The ongoing escalation in the Middle East, particularly the war involving Iran, has sent ripples through global markets—and surprisingly, one of the biggest beneficiaries has been Circle Internet Group (ticker: CRCL), the company behind the USDC stablecoin.

On Monday, March 9, 2026, Circle's shares jumped another 9.7%, pushing the stock up nearly 86-90% over the past month. That's an impressive run for a company that went public last year and has had its share of ups and downs since then.

So what's driving this surge? It's a mix of geopolitical fallout and some classic market mechanics.

First, the conflict in Iran has driven oil prices higher—WTI crude has climbed 7-8% or more in recent sessions amid fears of supply disruptions from U.S. and Israeli airstrikes and broader regional instability. Higher oil means potential inflation pressures, which in turn reduces expectations for Federal Reserve rate cuts. That's actually good news for Circle.

Why? A big chunk of Circle's revenue comes from the interest earned on the reserves backing USDC—mostly U.S. Treasuries and cash equivalents. When yields stay elevated (or rise further due to sticky inflation), Circle pockets more income without much extra effort. Analysts from firms like Mizuho have pointed this out, even raising price targets on the stock as rate-cut odds fade.

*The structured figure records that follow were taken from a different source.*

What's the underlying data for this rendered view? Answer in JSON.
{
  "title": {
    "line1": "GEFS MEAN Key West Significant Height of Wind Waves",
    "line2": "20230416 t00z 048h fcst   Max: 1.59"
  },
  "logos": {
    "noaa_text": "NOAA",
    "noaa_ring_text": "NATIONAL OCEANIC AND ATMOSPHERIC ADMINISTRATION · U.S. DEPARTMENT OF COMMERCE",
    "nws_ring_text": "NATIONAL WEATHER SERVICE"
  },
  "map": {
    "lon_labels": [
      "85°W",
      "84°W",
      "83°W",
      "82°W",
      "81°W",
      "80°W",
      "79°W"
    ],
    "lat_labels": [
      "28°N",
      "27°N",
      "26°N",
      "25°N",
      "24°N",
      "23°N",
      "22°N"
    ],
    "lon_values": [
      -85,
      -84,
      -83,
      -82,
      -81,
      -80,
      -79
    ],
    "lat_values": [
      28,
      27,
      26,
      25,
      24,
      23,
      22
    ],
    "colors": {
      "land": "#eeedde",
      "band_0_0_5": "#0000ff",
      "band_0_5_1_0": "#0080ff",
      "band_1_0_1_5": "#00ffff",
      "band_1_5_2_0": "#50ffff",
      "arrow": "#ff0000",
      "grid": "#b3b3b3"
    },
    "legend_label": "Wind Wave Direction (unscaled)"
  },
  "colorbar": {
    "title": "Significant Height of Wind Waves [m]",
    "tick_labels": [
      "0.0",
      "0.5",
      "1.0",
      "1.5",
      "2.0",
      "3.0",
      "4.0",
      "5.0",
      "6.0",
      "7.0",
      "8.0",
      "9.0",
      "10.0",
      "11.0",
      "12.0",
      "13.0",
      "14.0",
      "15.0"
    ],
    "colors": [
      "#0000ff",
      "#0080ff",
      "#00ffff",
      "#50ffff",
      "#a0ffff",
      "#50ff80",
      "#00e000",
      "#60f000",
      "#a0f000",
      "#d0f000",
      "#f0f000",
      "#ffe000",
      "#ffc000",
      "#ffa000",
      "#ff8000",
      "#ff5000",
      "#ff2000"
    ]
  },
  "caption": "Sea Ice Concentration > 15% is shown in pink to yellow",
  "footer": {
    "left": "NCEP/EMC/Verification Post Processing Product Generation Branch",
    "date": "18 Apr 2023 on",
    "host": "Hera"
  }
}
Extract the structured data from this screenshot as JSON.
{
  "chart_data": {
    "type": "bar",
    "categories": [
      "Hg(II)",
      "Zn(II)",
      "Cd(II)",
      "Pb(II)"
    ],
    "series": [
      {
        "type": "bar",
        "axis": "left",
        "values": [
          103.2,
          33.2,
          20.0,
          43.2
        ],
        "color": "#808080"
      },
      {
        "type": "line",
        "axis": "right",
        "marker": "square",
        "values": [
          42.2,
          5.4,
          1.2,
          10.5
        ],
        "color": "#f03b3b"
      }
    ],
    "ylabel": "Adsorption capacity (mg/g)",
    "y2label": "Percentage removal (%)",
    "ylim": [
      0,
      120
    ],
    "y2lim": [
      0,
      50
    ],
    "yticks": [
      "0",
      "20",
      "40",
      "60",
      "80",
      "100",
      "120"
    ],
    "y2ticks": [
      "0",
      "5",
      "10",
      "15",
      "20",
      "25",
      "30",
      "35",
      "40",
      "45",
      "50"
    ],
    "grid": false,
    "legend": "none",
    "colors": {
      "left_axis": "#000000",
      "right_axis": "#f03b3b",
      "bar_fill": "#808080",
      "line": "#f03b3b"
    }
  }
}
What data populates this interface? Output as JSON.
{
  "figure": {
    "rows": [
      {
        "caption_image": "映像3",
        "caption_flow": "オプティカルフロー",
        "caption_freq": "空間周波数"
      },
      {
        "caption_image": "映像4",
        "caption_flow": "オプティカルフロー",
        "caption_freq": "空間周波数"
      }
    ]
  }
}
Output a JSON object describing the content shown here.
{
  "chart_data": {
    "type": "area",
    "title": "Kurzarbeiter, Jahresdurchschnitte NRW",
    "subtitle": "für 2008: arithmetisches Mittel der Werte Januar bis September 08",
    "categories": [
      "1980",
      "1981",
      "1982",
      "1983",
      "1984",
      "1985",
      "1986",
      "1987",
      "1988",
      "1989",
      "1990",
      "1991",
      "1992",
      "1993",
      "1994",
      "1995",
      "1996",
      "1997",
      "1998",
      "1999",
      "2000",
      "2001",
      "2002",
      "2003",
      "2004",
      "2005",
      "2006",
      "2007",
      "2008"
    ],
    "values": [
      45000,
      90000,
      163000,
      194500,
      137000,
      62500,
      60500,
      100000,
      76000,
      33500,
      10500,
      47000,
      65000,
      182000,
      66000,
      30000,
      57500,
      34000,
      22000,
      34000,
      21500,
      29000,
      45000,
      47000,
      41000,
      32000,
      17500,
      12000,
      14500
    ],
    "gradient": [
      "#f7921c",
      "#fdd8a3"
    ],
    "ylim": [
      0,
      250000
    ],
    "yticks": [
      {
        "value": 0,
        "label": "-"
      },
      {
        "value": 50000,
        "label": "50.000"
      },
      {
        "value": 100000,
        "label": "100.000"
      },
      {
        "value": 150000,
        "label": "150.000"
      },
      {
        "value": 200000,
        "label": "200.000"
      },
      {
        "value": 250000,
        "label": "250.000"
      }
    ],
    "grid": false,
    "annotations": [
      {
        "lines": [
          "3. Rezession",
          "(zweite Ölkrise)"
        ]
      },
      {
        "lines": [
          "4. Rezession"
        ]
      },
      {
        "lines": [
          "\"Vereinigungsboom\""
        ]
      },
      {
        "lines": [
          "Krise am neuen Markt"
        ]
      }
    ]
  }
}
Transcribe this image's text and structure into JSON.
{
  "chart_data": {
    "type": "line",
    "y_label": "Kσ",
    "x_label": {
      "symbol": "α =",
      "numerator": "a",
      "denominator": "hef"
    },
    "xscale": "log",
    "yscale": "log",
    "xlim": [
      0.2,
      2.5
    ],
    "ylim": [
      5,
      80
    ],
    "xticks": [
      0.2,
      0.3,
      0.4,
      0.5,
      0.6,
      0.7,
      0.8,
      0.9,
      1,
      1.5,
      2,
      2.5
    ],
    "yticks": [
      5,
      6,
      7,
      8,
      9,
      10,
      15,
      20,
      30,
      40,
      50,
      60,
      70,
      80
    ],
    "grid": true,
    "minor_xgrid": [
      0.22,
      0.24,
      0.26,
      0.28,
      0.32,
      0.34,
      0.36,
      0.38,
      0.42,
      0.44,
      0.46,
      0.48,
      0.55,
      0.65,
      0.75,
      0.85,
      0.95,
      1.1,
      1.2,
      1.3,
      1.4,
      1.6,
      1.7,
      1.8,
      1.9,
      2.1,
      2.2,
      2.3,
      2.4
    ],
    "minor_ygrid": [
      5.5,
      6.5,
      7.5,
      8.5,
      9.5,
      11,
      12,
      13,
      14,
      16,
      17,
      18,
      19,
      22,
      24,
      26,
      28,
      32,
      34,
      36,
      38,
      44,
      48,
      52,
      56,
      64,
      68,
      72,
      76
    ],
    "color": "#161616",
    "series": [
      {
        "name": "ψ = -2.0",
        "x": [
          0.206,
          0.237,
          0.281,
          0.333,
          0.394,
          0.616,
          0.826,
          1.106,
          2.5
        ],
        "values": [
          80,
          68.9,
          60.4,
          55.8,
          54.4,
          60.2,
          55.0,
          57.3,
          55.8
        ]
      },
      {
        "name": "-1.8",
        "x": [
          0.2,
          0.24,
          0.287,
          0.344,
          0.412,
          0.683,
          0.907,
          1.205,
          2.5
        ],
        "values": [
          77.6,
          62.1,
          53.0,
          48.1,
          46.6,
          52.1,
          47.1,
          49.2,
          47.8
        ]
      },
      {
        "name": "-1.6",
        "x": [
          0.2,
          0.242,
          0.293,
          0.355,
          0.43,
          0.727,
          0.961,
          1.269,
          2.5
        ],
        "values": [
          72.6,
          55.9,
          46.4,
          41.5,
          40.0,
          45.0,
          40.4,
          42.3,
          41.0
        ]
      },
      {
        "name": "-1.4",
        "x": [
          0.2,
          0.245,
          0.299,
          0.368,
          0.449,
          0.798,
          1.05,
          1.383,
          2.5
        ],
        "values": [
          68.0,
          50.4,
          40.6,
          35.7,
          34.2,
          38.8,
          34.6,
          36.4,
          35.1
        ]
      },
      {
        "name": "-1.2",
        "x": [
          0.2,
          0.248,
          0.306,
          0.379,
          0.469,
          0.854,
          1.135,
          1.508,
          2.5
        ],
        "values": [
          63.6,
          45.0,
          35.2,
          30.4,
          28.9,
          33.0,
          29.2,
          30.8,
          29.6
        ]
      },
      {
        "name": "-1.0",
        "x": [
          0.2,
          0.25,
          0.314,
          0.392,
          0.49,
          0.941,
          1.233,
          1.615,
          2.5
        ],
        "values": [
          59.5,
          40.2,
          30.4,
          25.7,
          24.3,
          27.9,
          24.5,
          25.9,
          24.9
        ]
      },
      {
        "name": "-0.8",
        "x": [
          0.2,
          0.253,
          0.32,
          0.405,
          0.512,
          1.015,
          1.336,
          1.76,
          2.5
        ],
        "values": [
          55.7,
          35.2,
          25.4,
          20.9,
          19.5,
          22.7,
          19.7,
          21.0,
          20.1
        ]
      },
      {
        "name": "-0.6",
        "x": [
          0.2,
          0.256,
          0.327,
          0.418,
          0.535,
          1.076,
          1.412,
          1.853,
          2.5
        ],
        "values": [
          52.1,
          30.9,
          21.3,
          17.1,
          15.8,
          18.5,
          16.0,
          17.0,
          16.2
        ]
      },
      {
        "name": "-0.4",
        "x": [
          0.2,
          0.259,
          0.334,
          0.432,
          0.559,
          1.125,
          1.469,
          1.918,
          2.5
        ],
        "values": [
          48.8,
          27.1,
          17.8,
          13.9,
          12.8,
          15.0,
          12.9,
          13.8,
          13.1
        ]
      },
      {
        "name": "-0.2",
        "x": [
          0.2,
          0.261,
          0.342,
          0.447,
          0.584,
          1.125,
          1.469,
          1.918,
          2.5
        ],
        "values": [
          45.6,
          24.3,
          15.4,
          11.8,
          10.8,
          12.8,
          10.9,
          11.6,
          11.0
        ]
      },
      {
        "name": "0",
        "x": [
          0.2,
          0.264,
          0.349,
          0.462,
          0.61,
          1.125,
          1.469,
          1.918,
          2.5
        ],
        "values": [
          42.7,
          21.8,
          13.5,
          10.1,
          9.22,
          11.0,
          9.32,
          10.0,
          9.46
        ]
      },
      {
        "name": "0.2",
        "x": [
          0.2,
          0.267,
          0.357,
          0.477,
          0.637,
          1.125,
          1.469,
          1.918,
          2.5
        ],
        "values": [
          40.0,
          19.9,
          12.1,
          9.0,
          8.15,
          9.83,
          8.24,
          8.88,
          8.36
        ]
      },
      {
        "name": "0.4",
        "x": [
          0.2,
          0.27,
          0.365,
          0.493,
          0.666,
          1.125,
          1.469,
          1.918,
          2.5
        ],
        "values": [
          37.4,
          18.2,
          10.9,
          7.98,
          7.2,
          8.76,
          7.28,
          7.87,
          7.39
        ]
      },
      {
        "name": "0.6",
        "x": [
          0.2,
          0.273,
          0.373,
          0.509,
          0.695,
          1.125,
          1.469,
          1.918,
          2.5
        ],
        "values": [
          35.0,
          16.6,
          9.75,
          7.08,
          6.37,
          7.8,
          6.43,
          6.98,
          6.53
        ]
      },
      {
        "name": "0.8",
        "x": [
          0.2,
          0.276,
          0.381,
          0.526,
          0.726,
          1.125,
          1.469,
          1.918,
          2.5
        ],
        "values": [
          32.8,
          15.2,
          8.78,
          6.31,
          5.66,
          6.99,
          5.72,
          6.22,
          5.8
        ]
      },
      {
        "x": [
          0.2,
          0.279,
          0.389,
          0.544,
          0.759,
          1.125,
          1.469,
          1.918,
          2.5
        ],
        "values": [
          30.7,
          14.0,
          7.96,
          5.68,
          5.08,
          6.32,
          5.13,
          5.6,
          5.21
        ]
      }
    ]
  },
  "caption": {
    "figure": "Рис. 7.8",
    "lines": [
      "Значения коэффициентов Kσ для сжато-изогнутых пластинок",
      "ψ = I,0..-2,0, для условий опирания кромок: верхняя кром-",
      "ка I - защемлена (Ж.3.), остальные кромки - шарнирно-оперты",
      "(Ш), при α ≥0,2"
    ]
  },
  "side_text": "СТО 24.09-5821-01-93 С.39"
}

On top of that, geopolitical uncertainty tends to push investors toward "safe" assets. In the crypto world, that often means stablecoins like USDC, which offer dollar exposure without the volatility of Bitcoin or other tokens. During risk-off periods, traders use USDC to park funds, move money quickly across borders, or as a bridge in DeFi. We've already seen stablecoin supply hit records around $313 billion recently, and USDC has benefited from that flight to stability.

But the surge isn't just fundamentals—trader positioning has played a huge role too. Ahead of Circle's strong Q4 earnings (which showed solid USDC growth and revenue beats), hedge funds and others had built up heavy bearish bets—short positions—on the stock. When the results came in better than expected and the shares started rallying, those shorts had to cover, creating a classic short squeeze that amplified the move way beyond what the numbers alone might justify.

It's not a pure "war premium" or anything dramatic like that; it's more like a perfect storm: higher-for-longer rates boosting reserve income, increased stablecoin demand amid global jitters, and a crowded short trade unwinding all at once.

Of course, markets can be fickle. If the Iran situation de-escalates quickly or oil pressures ease, some of this tailwind could fade. But for now, Circle looks like one of the unexpected winners in this turbulent environment—proof that even in chaos, stable infrastructure can shine.

What do you think— is this sustainable, or just another squeeze waiting to reverse?